Me quedé en popa, esperando a que Raquel acabara de hablar con Adnan que fumaba un cigarrillo y le ofreció uno a mi amiga. Ella lo cogió mientras intentaba explicarle que en el barco no podíamos fumar. De pronto, oí que se abría con ruido la cristalera e hice un ademán a Raquel para anunciarle qué venía el capitán. Raquel devolvió con rapidez el cigarrillo a Adnan, justo cuando el capitán alcanzó la popa y empezó a vociferar: “get out of my boat, get out of my boat” (Fuera de mi barco).

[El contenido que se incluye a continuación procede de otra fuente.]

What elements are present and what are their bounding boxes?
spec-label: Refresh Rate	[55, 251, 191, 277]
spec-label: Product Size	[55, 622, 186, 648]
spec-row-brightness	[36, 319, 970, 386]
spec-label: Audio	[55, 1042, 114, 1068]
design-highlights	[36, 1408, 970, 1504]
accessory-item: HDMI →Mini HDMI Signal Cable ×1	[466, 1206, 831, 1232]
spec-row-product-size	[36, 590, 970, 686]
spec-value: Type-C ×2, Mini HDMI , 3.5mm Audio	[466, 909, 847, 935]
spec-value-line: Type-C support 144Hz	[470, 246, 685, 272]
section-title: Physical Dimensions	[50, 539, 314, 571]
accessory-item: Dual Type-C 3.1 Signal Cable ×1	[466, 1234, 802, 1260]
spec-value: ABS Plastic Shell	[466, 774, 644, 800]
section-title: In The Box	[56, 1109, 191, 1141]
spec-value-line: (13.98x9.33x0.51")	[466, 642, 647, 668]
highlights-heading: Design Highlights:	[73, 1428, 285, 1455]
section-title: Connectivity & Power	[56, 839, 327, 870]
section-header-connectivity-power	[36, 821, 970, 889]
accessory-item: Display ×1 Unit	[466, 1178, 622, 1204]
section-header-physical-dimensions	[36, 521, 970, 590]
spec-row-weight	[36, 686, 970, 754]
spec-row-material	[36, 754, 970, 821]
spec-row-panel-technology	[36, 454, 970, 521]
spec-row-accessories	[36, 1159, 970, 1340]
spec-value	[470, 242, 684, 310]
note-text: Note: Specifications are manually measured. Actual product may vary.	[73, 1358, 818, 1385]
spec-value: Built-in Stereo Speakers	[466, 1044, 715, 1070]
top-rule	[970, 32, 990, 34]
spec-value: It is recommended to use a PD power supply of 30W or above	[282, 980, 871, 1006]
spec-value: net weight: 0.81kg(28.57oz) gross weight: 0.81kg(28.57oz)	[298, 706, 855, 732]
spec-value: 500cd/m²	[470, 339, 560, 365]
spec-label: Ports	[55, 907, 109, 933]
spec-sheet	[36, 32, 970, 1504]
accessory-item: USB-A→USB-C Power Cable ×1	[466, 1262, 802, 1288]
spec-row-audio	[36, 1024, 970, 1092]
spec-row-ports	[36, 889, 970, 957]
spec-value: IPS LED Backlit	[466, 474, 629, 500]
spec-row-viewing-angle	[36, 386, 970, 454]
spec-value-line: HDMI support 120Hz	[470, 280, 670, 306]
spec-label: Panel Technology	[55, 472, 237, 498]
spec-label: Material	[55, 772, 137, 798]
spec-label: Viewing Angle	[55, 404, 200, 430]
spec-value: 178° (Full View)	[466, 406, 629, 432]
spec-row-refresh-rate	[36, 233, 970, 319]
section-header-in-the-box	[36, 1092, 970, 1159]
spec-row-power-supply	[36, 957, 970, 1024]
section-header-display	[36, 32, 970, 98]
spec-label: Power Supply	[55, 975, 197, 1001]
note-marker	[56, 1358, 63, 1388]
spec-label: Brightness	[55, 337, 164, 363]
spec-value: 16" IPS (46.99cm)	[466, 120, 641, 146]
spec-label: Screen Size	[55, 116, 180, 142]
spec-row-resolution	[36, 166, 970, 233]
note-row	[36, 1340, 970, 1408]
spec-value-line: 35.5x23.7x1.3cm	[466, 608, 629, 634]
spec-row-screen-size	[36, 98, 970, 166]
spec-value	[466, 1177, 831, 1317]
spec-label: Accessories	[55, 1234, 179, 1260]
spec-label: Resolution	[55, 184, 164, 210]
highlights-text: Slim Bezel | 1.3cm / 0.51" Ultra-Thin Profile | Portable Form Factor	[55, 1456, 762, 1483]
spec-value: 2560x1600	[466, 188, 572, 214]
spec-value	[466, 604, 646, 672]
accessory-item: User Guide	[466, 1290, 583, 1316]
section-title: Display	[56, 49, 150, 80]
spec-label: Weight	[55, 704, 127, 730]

Adnan se quedó paralizado en el muelle pero aún reaccionó para ayudar a Raquel a subirse al Orient Express. Tratamos de explicarnos diciendo que Adnan le había ofrecido a Raquel un pitillo y que ella se lo había devuelto. Nos llamó mentirosas, asegurando que nos estaba espiando desde la escotilla de su camarote y que lo había visto todo. Como un loco, a gritos, nos dijo que le habíamos engañado porque fumábamos y que nos fuéramos inmediatamente del barco. Nos dijo que recogiéramos nuestro equipaje sin admitir nuestras explicaciones. Yo me planté. Le dije que no era de caballero echar a dos mujeres en plena noche y más sin motivo, ya que, a pesar de que éramos fumadoras, jamás habíamos fumado a bordo. Pero él seguía gritando que nos fuéramos, había encontrado la excusa perfecta para desembarcarnos. Yo no estaba dispuesta a irme en mitad de la noche y le dije que al día siguiente, a primera hora, nos iríamos. Empezamos a recoger nuestras cosas, mientras él, en silencio, nos observaba de pié en el salón con gesto amenazador.

No pegamos ojo en toda la noche ante la situación que se nos avecinaba. Nos encontrábamos otra vez sin barco, varadas y a la deriva.